Eckernförde. Alle an den Gesprächen Beteiligten waren sich darüber einig, dass ein Kino unbedingt nötig sei und schnellstmöglich realisiert werden sollte. Bis zur letzten Sitzung der Ratsversammlung vor der Sommerpause am 9. Juli müsse deshalb eine Entscheidung des Rats fallen.

„Die alternativen Standorte sind für uns vom Tisch“, so Wagner. Den ZOB mit einem massiv hohen Gebäude zu bebauen könne niemand ernsthaft wollen. Der Sky-Parkplatz am Rathaus sei heute der höchst frequentierte Innenstadtparkplatz und das Gelände der Nooröffnung sei vom Volumen her zu eng. Aber gerade dort könnte der neue Skaterpark seinen Platz finden. Bei Planungen in 2003/2004 sei als damalige Alternative zum Hörst bereits das sogenannte Noor-Center nördlich des Schulweges als innenstadtnaher Standort für eine große Einzelhandelsfläche mit Discounter als Nahversorger umfangreich diskutiert worden. Die Fläche des Skaterparks gegenüber biete sich nun als Standort für Kino und Einzelhandel in unmittelbarer Nähe zur Innenstadt förmlich an.
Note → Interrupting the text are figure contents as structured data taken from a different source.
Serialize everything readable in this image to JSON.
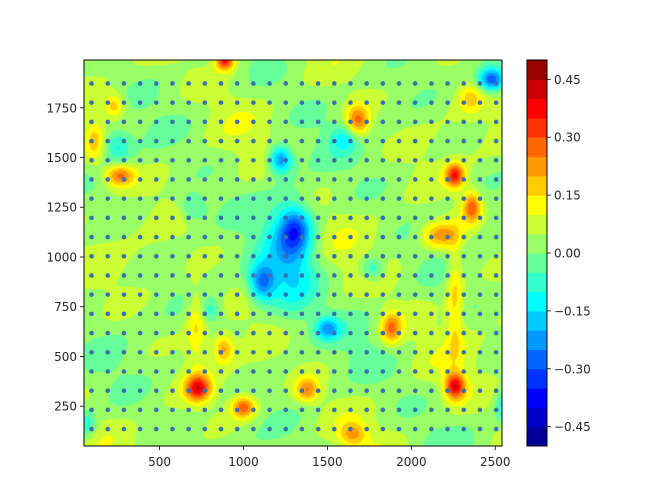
{
  "chart_data": {
    "type": "heatmap",
    "subtype": "filled-contour with scatter points",
    "title": "",
    "xlabel": "",
    "ylabel": "",
    "xlim": [
      50,
      2540
    ],
    "ylim": [
      50,
      1990
    ],
    "x_ticks": [
      500,
      1000,
      1500,
      2000,
      2500
    ],
    "y_ticks": [
      250,
      500,
      750,
      1000,
      1250,
      1500,
      1750
    ],
    "grid": false,
    "colormap": "jet",
    "colorbar": {
      "vmin": -0.5,
      "vmax": 0.5,
      "levels": 20,
      "ticks": [
        -0.45,
        -0.3,
        -0.15,
        0.0,
        0.15,
        0.3,
        0.45
      ],
      "tick_labels": [
        "−0.45",
        "−0.30",
        "−0.15",
        "0.00",
        "0.15",
        "0.30",
        "0.45"
      ]
    },
    "scatter": {
      "color": "#3a6fb0",
      "x_start": 95,
      "x_end": 2505,
      "x_step": 96.4,
      "y_start": 135,
      "y_end": 1900,
      "y_step": 96.5
    },
    "features": [
      {
        "x": 1220,
        "y": 1490,
        "v": -0.3,
        "rx": 70,
        "ry": 70
      },
      {
        "x": 1110,
        "y": 870,
        "v": -0.28,
        "rx": 80,
        "ry": 95
      },
      {
        "x": 1280,
        "y": 1000,
        "v": -0.2,
        "rx": 150,
        "ry": 300
      },
      {
        "x": 1310,
        "y": 1140,
        "v": -0.22,
        "rx": 90,
        "ry": 110
      },
      {
        "x": 1500,
        "y": 640,
        "v": -0.22,
        "rx": 70,
        "ry": 55
      },
      {
        "x": 1770,
        "y": 940,
        "v": -0.15,
        "rx": 70,
        "ry": 60
      },
      {
        "x": 2480,
        "y": 1890,
        "v": -0.35,
        "rx": 80,
        "ry": 60
      },
      {
        "x": 250,
        "y": 1560,
        "v": -0.14,
        "rx": 80,
        "ry": 80
      },
      {
        "x": 60,
        "y": 160,
        "v": -0.14,
        "rx": 60,
        "ry": 70
      },
      {
        "x": 2550,
        "y": 250,
        "v": -0.14,
        "rx": 50,
        "ry": 80
      },
      {
        "x": 1600,
        "y": 1600,
        "v": -0.12,
        "rx": 80,
        "ry": 70
      },
      {
        "x": 700,
        "y": 1250,
        "v": -0.12,
        "rx": 80,
        "ry": 70
      },
      {
        "x": 800,
        "y": 730,
        "v": -0.12,
        "rx": 60,
        "ry": 60
      },
      {
        "x": 890,
        "y": 1990,
        "v": 0.35,
        "rx": 55,
        "ry": 50
      },
      {
        "x": 730,
        "y": 340,
        "v": 0.32,
        "rx": 75,
        "ry": 65
      },
      {
        "x": 1000,
        "y": 245,
        "v": 0.25,
        "rx": 70,
        "ry": 55
      },
      {
        "x": 2260,
        "y": 350,
        "v": 0.33,
        "rx": 60,
        "ry": 65
      },
      {
        "x": 2260,
        "y": 1410,
        "v": 0.3,
        "rx": 55,
        "ry": 60
      },
      {
        "x": 2360,
        "y": 1250,
        "v": 0.26,
        "rx": 55,
        "ry": 80
      },
      {
        "x": 260,
        "y": 1410,
        "v": 0.24,
        "rx": 90,
        "ry": 55
      },
      {
        "x": 1680,
        "y": 1680,
        "v": 0.24,
        "rx": 70,
        "ry": 80
      },
      {
        "x": 1880,
        "y": 640,
        "v": 0.22,
        "rx": 60,
        "ry": 80
      },
      {
        "x": 1380,
        "y": 330,
        "v": 0.2,
        "rx": 70,
        "ry": 60
      },
      {
        "x": 2170,
        "y": 1110,
        "v": 0.2,
        "rx": 110,
        "ry": 70
      },
      {
        "x": 880,
        "y": 540,
        "v": 0.18,
        "rx": 60,
        "ry": 70
      },
      {
        "x": 2260,
        "y": 800,
        "v": 0.14,
        "rx": 50,
        "ry": 300
      },
      {
        "x": 720,
        "y": 650,
        "v": 0.12,
        "rx": 60,
        "ry": 200
      },
      {
        "x": 230,
        "y": 1760,
        "v": 0.16,
        "rx": 60,
        "ry": 60
      },
      {
        "x": 110,
        "y": 1580,
        "v": 0.14,
        "rx": 60,
        "ry": 110
      },
      {
        "x": 1650,
        "y": 110,
        "v": 0.16,
        "rx": 80,
        "ry": 60
      },
      {
        "x": 2350,
        "y": 1800,
        "v": 0.1,
        "rx": 70,
        "ry": 70
      }
    ]
  }
}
All dies wäre schnell realisierbar, da sich die Flächen im Eigentum der Stadt befänden, so Wagner. Das dritte Gleis am Bahnhof sollte dann auch endlich erworben werden, damit weiterer Parkraum für Pendler mit direkter Verbindung zum Schulweg, Grünen Weg und der Innenstadt geschaffen werden könne.

Der Wirtschaftskreis sehe in der Umsetzung keine Hindernisse und fordere von der Politik eine schnelle Realisierung. Parteifarben und Ideologien sollten im Interesse des Gemeinwohls völlig außen vor bleiben, denn nur die Sache zähle, so Wagner.